Description of problem:
I observed that the cluster-image-registry-operator-watch log was completely full with the same message repeating forever...
W0716 14:19:07.792149 1 cmd.go:197] Unable to determine PID for "cluster-image-registry-operator" (retry: 49425, err: <nil>)
Version-Release number of selected component (if applicable):
$ oc get clusterversion
NAME VERSION AVAILABLE PROGRESSING SINCE STATUS
version 4.5.1 True False 16h Cluster version is 4.5.1
This is the first time that I have observed this particular issue.
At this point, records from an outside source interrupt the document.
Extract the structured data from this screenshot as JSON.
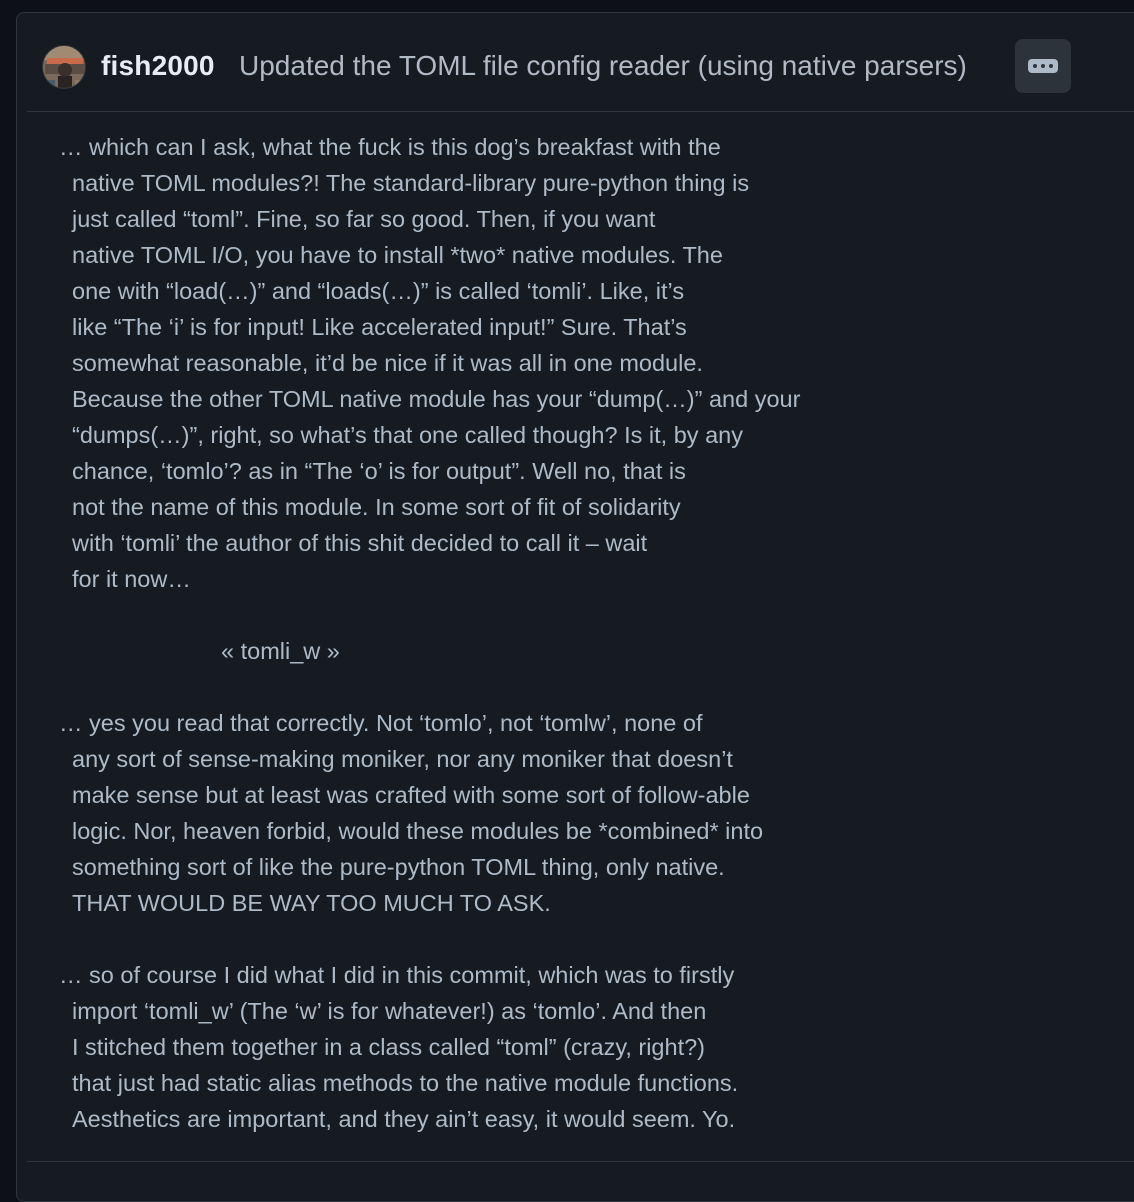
{
  "commit": {
    "author": "fish2000",
    "title": "Updated the TOML file config reader (using native parsers)",
    "more_button_icon": "kebab-horizontal-icon",
    "accent_bg": "#161b22",
    "paragraphs": [
      [
        "… which can I ask, what the fuck is this dog’s breakfast with the",
        "native TOML modules?! The standard-library pure-python thing is",
        "just called “toml”. Fine, so far so good. Then, if you want",
        "native TOML I/O, you have to install *two* native modules. The",
        "one with “load(…)” and “loads(…)” is called ‘tomli’. Like, it’s",
        "like “The ‘i’ is for input! Like accelerated input!” Sure. That’s",
        "somewhat reasonable, it’d be nice if it was all in one module.",
        "Because the other TOML native module has your “dump(…)” and your",
        "“dumps(…)”, right, so what’s that one called though? Is it, by any",
        "chance, ‘tomlo’? as in “The ‘o’ is for output”. Well no, that is",
        "not the name of this module. In some sort of fit of solidarity",
        "with ‘tomli’ the author of this shit decided to call it – wait",
        "for it now…"
      ],
      [
        "« tomli_w »"
      ],
      [
        "… yes you read that correctly. Not ‘tomlo’, not ‘tomlw’, none of",
        "any sort of sense-making moniker, nor any moniker that doesn’t",
        "make sense but at least was crafted with some sort of follow-able",
        "logic. Nor, heaven forbid, would these modules be *combined* into",
        "something sort of like the pure-python TOML thing, only native.",
        "THAT WOULD BE WAY TOO MUCH TO ASK."
      ],
      [
        "… so of course I did what I did in this commit, which was to firstly",
        "import ‘tomli_w’ (The ‘w’ is for whatever!) as ‘tomlo’. And then",
        "I stitched them together in a class called “toml” (crazy, right?)",
        "that just had static alias methods to the native module functions.",
        "Aesthetics are important, and they ain’t easy, it would seem. Yo."
      ]
    ]
  }
}
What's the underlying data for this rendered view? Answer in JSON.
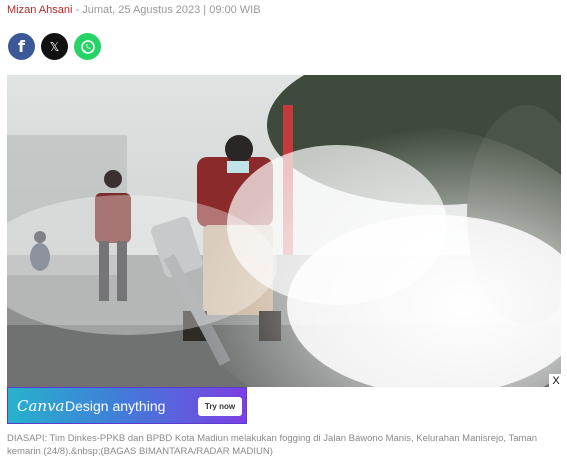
{
  "byline": {
    "author": "Mizan Ahsani",
    "date": " - Jumat, 25 Agustus 2023 | 09:00 WIB"
  },
  "share": {
    "facebook_glyph": "f",
    "x_glyph": "𝕏",
    "whatsapp_icon": "whatsapp-icon"
  },
  "ad": {
    "brand": "Canva",
    "tagline": "Design anything",
    "cta": "Try now",
    "close": "X"
  },
  "caption": "DIASAPI: Tim Dinkes-PPKB dan BPBD Kota Madiun melakukan fogging di Jalan Bawono Manis, Kelurahan Manisrejo, Taman kemarin (24/8).&nbsp;(BAGAS BIMANTARA/RADAR MADIUN)",
  "colors": {
    "author": "#b02a2a",
    "facebook": "#3b5998",
    "x": "#111111",
    "whatsapp": "#25d366",
    "canva_gradient_start": "#27b2cc",
    "canva_gradient_end": "#7b3fe4"
  }
}
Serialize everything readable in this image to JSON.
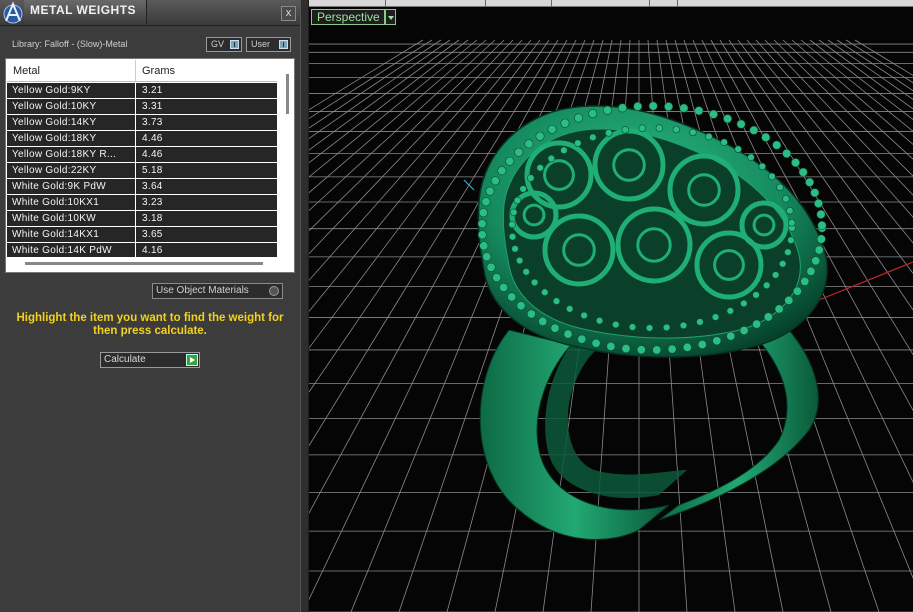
{
  "panel": {
    "title": "METAL WEIGHTS",
    "close_label": "x",
    "library_label": "Library: Falloff - (Slow)-Metal",
    "library_buttons": [
      {
        "label": "GV"
      },
      {
        "label": "User"
      }
    ],
    "table": {
      "columns": [
        "Metal",
        "Grams"
      ],
      "rows": [
        {
          "metal": "Yellow Gold:9KY",
          "grams": "3.21"
        },
        {
          "metal": "Yellow Gold:10KY",
          "grams": "3.31"
        },
        {
          "metal": "Yellow Gold:14KY",
          "grams": "3.73"
        },
        {
          "metal": "Yellow Gold:18KY",
          "grams": "4.46"
        },
        {
          "metal": "Yellow Gold:18KY R...",
          "grams": "4.46"
        },
        {
          "metal": "Yellow Gold:22KY",
          "grams": "5.18"
        },
        {
          "metal": "White Gold:9K PdW",
          "grams": "3.64"
        },
        {
          "metal": "White Gold:10KX1",
          "grams": "3.23"
        },
        {
          "metal": "White Gold:10KW",
          "grams": "3.18"
        },
        {
          "metal": "White Gold:14KX1",
          "grams": "3.65"
        },
        {
          "metal": "White Gold:14K PdW",
          "grams": "4.16"
        }
      ]
    },
    "use_object_materials_label": "Use Object Materials",
    "hint_text": "Highlight the item you want to find the weight for then press calculate.",
    "calculate_label": "Calculate"
  },
  "viewport": {
    "view_name": "Perspective",
    "model_description": "green ring render",
    "colors": {
      "background": "#050505",
      "grid": "#8a8a8a",
      "model": "#178a5e",
      "accent_green": "#9ee29e",
      "hint_yellow": "#f4d21c",
      "axis_red": "#c0282a"
    }
  }
}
I have verified that this is happening on 3 out of 4 of my production clusters...
It's happening on 1 of my 4.5.1 clusters and 2 of my 4.4.13 clusters.
Steps to Reproduce:
1. $ oc logs -n openshift-image-registry cluster-image-registry-operator-<UID> -c cluster-image-registry-operator-watch
2.Observe that the log is full of the same message.
The "cluster-image-registry-operator-watch" container is unable to determine the PID of the operator it is supposed to be watching.
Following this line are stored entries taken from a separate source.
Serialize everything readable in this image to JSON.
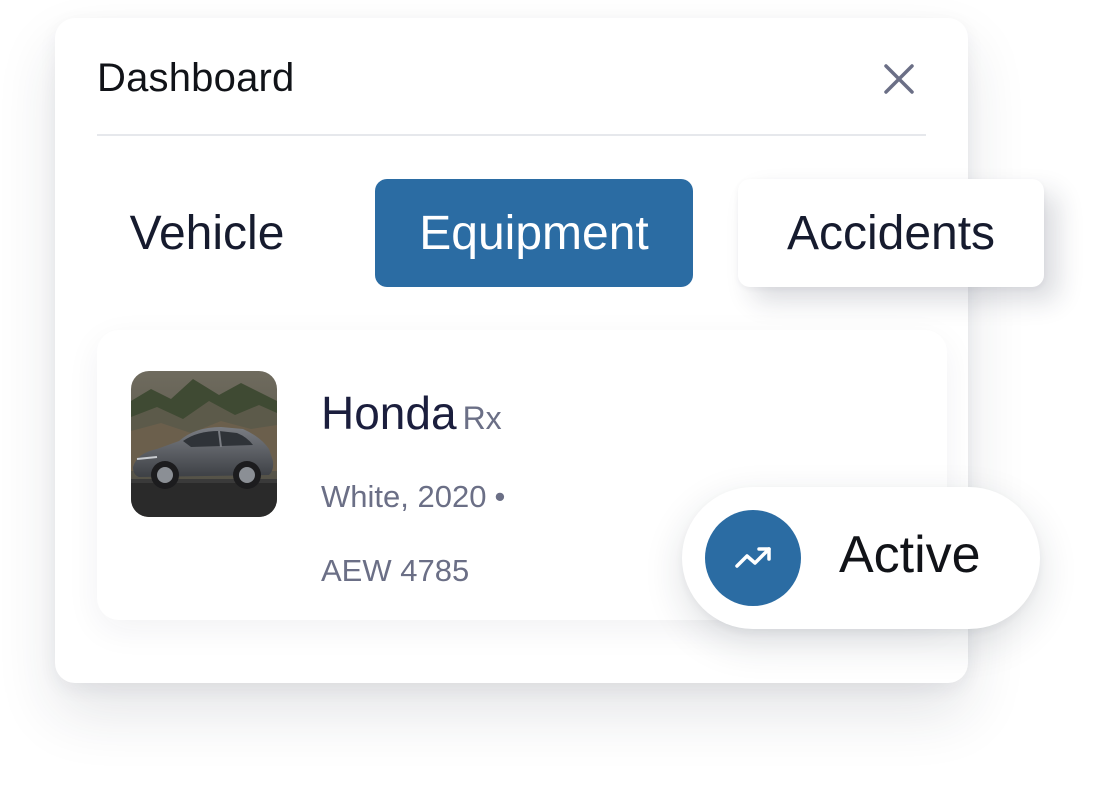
{
  "header": {
    "title": "Dashboard"
  },
  "tabs": {
    "vehicle": "Vehicle",
    "equipment": "Equipment",
    "accidents": "Accidents"
  },
  "vehicle": {
    "make": "Honda",
    "model": "Rx",
    "color_year": "White, 2020",
    "separator": "•",
    "plate": "AEW 4785"
  },
  "status": {
    "label": "Active",
    "icon": "trending-up-icon"
  },
  "colors": {
    "accent": "#2b6ca3",
    "muted_text": "#6b6f86",
    "dark_text": "#1b1e3d"
  }
}
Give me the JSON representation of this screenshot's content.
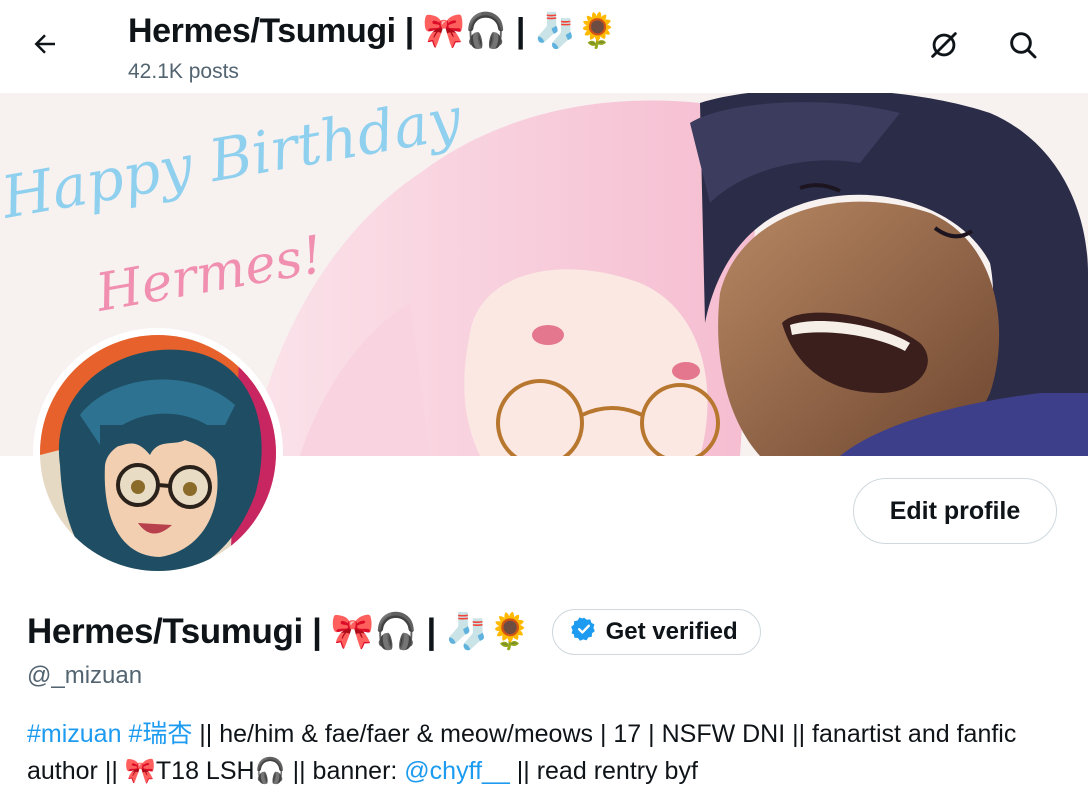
{
  "header": {
    "title": "Hermes/Tsumugi | 🎀🎧 | 🧦🌻",
    "post_count": "42.1K posts",
    "back_icon": "arrow-left-icon",
    "grok_icon": "slash-circle-icon",
    "search_icon": "search-icon"
  },
  "banner": {
    "greeting": "Happy Birthday",
    "name_line": "Hermes!"
  },
  "profile": {
    "edit_label": "Edit profile",
    "display_name": "Hermes/Tsumugi | 🎀🎧 | 🧦🌻",
    "verify_label": "Get verified",
    "handle": "@_mizuan"
  },
  "bio": {
    "tag1": "#mizuan",
    "tag2": "#瑞杏",
    "text1": " || he/him & fae/faer & meow/meows | 17 | NSFW DNI || fanartist and fanfic author || 🎀T18 LSH🎧 || banner: ",
    "mention": "@chyff__",
    "text2": " || read rentry byf"
  },
  "colors": {
    "accent": "#1d9bf0",
    "text": "#0f1419",
    "muted": "#536471",
    "border": "#cfd9de"
  }
}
The container should be able to determine the PID of the operator and watch over it.
Created attachment 1701408 [details]
operator log file
Created attachment 1701409 [details]
operator-watch log file
I could not replicate this, could you clarify what is the platform you are running the cluster?
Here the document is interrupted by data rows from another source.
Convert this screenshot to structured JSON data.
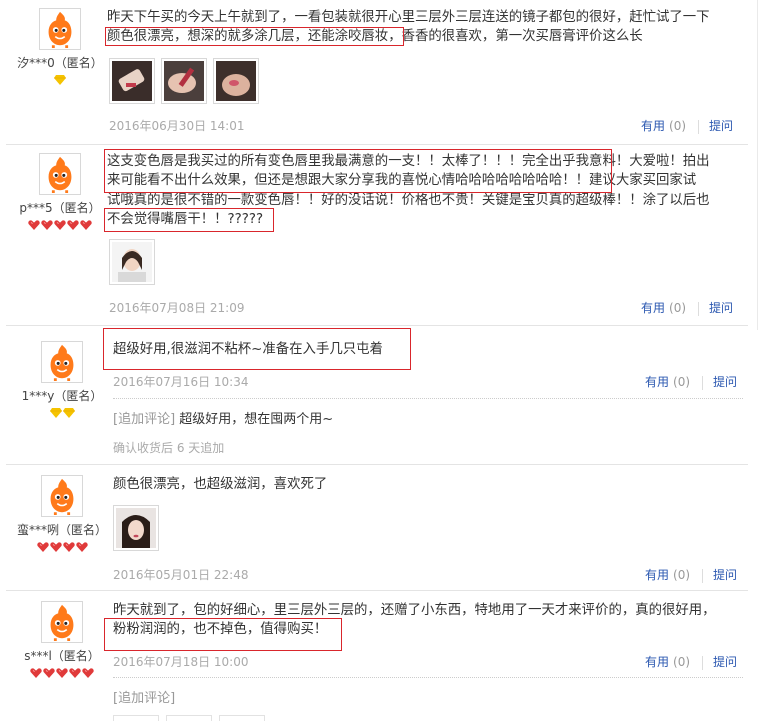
{
  "colors": {
    "highlight": "#d9262c",
    "link": "#2a57b0",
    "muted": "#aaaaaa",
    "gem_yellow": "#f5c300",
    "gem_red": "#e03a3a"
  },
  "reviews": [
    {
      "user": {
        "name": "汐***0（匿名）",
        "badge_icon": "yellow-diamond-icon",
        "badge_count": 1
      },
      "content_lines": [
        "昨天下午买的今天上午就到了，一看包装就很开心里三层外三层连送的镜子都包的很好，赶忙试了一下"
      ],
      "highlight_text": "颜色很漂亮，想深的就多涂几层，还能涂咬唇妆，",
      "content_after_highlight": "香香的很喜欢，第一次买唇膏评价这么长",
      "photos": [
        "photo-thumbnail",
        "photo-thumbnail",
        "photo-thumbnail"
      ],
      "date": "2016年06月30日 14:01",
      "useful_label": "有用",
      "useful_count": "(0)",
      "ask_label": "提问"
    },
    {
      "user": {
        "name": "p***5（匿名）",
        "badge_icon": "red-heart-icon",
        "badge_count": 5
      },
      "content_lines": [
        "这支变色唇是我买过的所有变色唇里我最满意的一支！！太棒了！！！完全出乎我意料！大爱啦！拍出",
        "来可能看不出什么效果，但还是想跟大家分享我的喜悦心情哈哈哈哈哈哈哈哈！！建议大家买回家试",
        "试哦真的是很不错的一款变色唇！！好的没话说！价格也不贵！关键是宝贝真的超级棒！！涂了以后也",
        "不会觉得嘴唇干！！?????"
      ],
      "photos": [
        "photo-thumbnail"
      ],
      "date": "2016年07月08日 21:09",
      "useful_label": "有用",
      "useful_count": "(0)",
      "ask_label": "提问"
    },
    {
      "user": {
        "name": "1***y（匿名）",
        "badge_icon": "yellow-diamond-icon",
        "badge_count": 2
      },
      "content_lines": [
        "超级好用,很滋润不粘杯~准备在入手几只屯着"
      ],
      "date": "2016年07月16日 10:34",
      "useful_label": "有用",
      "useful_count": "(0)",
      "ask_label": "提问",
      "append_tag": "[追加评论]",
      "append_text": "超级好用，想在囤两个用~",
      "confirm_text": "确认收货后 6 天追加"
    },
    {
      "user": {
        "name": "蛮***咧（匿名）",
        "badge_icon": "red-heart-icon",
        "badge_count": 4
      },
      "content_lines": [
        "颜色很漂亮，也超级滋润，喜欢死了"
      ],
      "photos": [
        "photo-thumbnail"
      ],
      "date": "2016年05月01日 22:48",
      "useful_label": "有用",
      "useful_count": "(0)",
      "ask_label": "提问"
    },
    {
      "user": {
        "name": "s***l（匿名）",
        "badge_icon": "red-heart-icon",
        "badge_count": 5
      },
      "content_lines": [
        "昨天就到了，包的好细心，里三层外三层的，还赠了小东西，特地用了一天才来评价的，真的很好用，",
        "粉粉润润的，也不掉色，值得购买！"
      ],
      "date": "2016年07月18日 10:00",
      "useful_label": "有用",
      "useful_count": "(0)",
      "ask_label": "提问",
      "append_tag": "[追加评论]"
    }
  ]
}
If you can, could you run the following commands and report back here their output? That might help out in debugging.
$ oc rsh -c cluster-image-registry-operator-watch cluster-image-registry-operator-<id>
$ ps -ef
<copy pid for /usr/bin/cluster-image-registry-operator process>
$ ls -la /proc/<pid>/exe
Unfortunately, it does not look like I can access that particular container:
$ oc rsh cluster-image-registry-operator-5d8b676fdd-z7c7d -c cluster-image-registry-operator-watch
Defaulting container name to cluster-image-registry-operator.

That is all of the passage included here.